JLLM projected the net absorption of office space to grow at a compound annual growth rate (CAGR) of 29% during 2009-2012, an increase from 19.6 million sq ft registered in 2009 to 42.2 million sq ft in 2010.

Mumbai and NCR-Delhi are likely to absorb about 20% to 22% of the projected demand during 2010 to 2012, while Bangalore and Chennai have an expected absorption of 14% to 15% of the projected demand during the same period.

Though the information technology (IT) /Information Technology Enabled Services (ITES) & Business Process Outsourcing (BPO) sectors have a projected growth of 10% during 2010, the translation of expansion strategies into demand for space is only expected by end-2010, said JLLM.

However, better growth projections of IT/ITES sector during 2010 to 2012 is likely to bring about more demand for office space in these micro-markets.

In 2009, India saw a considerably lower net absorption of 19.6 million sq ft, compared to 33.1 million sq ft net absorption in 2008.  A quarterly absorption rate of 17% was recorded in 4Q 2009. The absorption rate has been steadily increasing from 1Q 2009.
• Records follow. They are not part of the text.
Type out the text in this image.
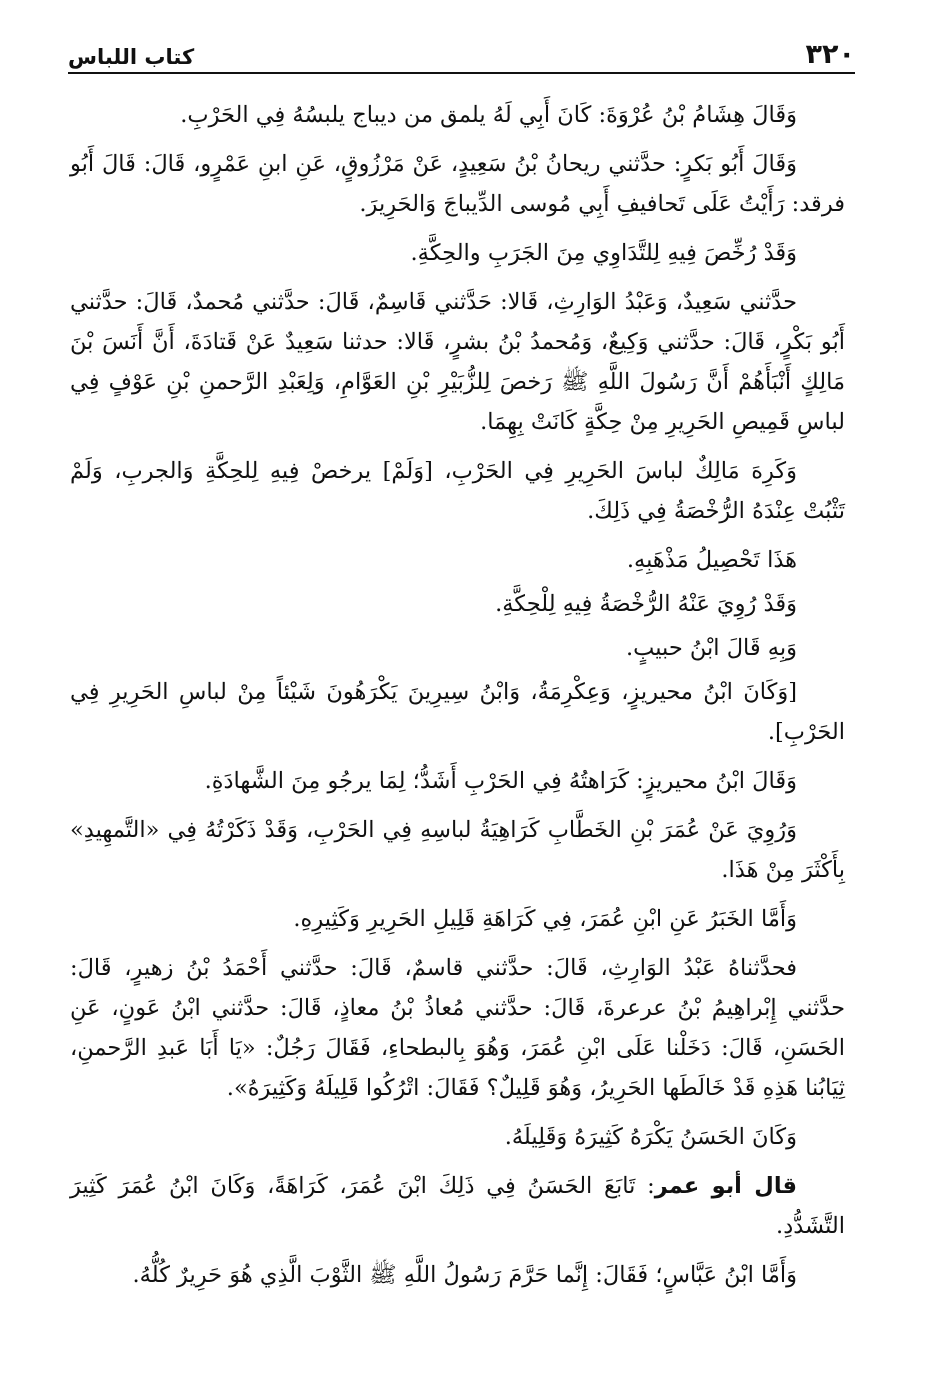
٣٢٠
كتاب اللباس

وَقَالَ هِشَامُ بْنُ عُرْوَةَ: كَانَ أَبِي لَهُ يلمق من ديباج يلبسُهُ فِي الحَرْبِ.

وَقَالَ أَبُو بَكرٍ: حدَّثني ريحانُ بْنُ سَعِيدٍ، عَنْ مَرْزُوقٍ، عَنِ ابنِ عَمْرٍو، قَالَ: قَالَ أَبُو فرقد: رَأَيْتُ عَلَى تَحافيفِ أَبِي مُوسى الدِّيباجَ وَالحَرِيرَ.

وَقَدْ رُخِّصَ فِيهِ لِلتَّدَاوِي مِنَ الجَرَبِ والحِكَّةِ.

حدَّثني سَعِيدٌ، وَعَبْدُ الوَارِثِ، قَالا: حَدَّثني قَاسِمٌ، قَالَ: حدَّثني مُحمدٌ، قَالَ: حدَّثني أَبُو بَكْرٍ، قَالَ: حدَّثني وَكِيعٌ، وَمُحمدُ بْنُ بشرٍ، قَالا: حدثنا سَعِيدٌ عَنْ قَتادَةَ، أَنَّ أَنَسَ بْنَ مَالِكٍ أَنْبَأَهُمْ أَنَّ رَسُولَ اللَّهِ ﷺ رَخصَ لِلزُّبَيْرِ بْنِ العَوَّامِ، وَلِعَبْدِ الرَّحمنِ بْنِ عَوْفٍ فِي لباسِ قَمِيصِ الحَرِيرِ مِنْ حِكَّةٍ كَانَتْ بِهِمَا.

وَكَرِهَ مَالِكٌ لباسَ الحَرِيرِ فِي الحَرْبِ، [وَلَمْ] يرخصْ فِيهِ لِلحِكَّةِ وَالجربِ، وَلَمْ تَثْبُتْ عِنْدَهُ الرُّخْصَةُ فِي ذَلِكَ.

هَذَا تَحْصِيلُ مَذْهَبِهِ.

وَقَدْ رُوِيَ عَنْهُ الرُّخْصَةُ فِيهِ لِلْحِكَّةِ.

وَبِهِ قَالَ ابْنُ حبيبٍ.

[وَكَانَ ابْنُ محيريزٍ، وَعِكْرِمَةُ، وَابْنُ سِيرِينَ يَكْرَهُونَ شَيْئاً مِنْ لباسِ الحَرِيرِ فِي الحَرْبِ].

وَقَالَ ابْنُ محيريزٍ: كَرَاهتُهُ فِي الحَرْبِ أَشَدُّ؛ لِمَا يرجُو مِنَ الشَّهادَةِ.

وَرُوِيَ عَنْ عُمَرَ بْنِ الخَطَّابِ كَرَاهِيَةُ لباسِهِ فِي الحَرْبِ، وَقَدْ ذَكَرْتُهُ فِي «التَّمهِيدِ» بِأَكْثَرَ مِنْ هَذَا.

وَأَمَّا الخَبَرُ عَنِ ابْنِ عُمَرَ، فِي كَرَاهَةِ قَلِيلِ الحَرِيرِ وَكَثِيرِهِ.

فحدَّثناهُ عَبْدُ الوَارِثِ، قَالَ: حدَّثني قاسمٌ، قَالَ: حدَّثني أَحْمَدُ بْنُ زهيرٍ، قَالَ: حدَّثني إِبْراهِيمُ بْنُ عرعرةَ، قَالَ: حدَّثني مُعاذُ بْنُ معاذٍ، قَالَ: حدَّثني ابْنُ عَونٍ، عَنِ الحَسَنِ، قَالَ: دَخَلْنا عَلَى ابْنِ عُمَرَ، وَهُوَ بِالبطحاءِ، فَقَالَ رَجُلٌ: «يَا أَبَا عَبدِ الرَّحمنِ، ثِيَابُنا هَذِهِ قَدْ خَالَطَها الحَرِيرُ، وَهُوَ قَلِيلٌ؟ فَقَالَ: اتْرُكُوا قَلِيلَهُ وَكَثِيرَهُ».

وَكَانَ الحَسَنُ يَكْرَهُ كَثِيرَهُ وَقَلِيلَهُ.

قال أبو عمر: تَابَعَ الحَسَنُ فِي ذَلِكَ ابْنَ عُمَرَ، كَرَاهَةً، وَكَانَ ابْنُ عُمَرَ كَثِيرَ التَّشَدُّدِ.

وَأَمَّا ابْنُ عَبَّاسٍ؛ فَقَالَ: إِنَّما حَرَّمَ رَسُولُ اللَّهِ ﷺ الثَّوْبَ الَّذِي هُوَ حَرِيرٌ كُلُّهُ.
In the face of lower rents in IT and non-IT spaces, the opportunistic demand is led by domestic occupiers, while sectors such as telecom, pharmaceuticals, healthcare and manufacturing took up large spaces in various cities.

JLLM noted a trend in 2009 that was contrary to those observed in 2007 and 2008 - a larger share of transactions occurred in operational vacant stock rather than under- construction projects. This is due to the fact that options in operational office space were not available to tenants in the same measure as in 2007 and 2008.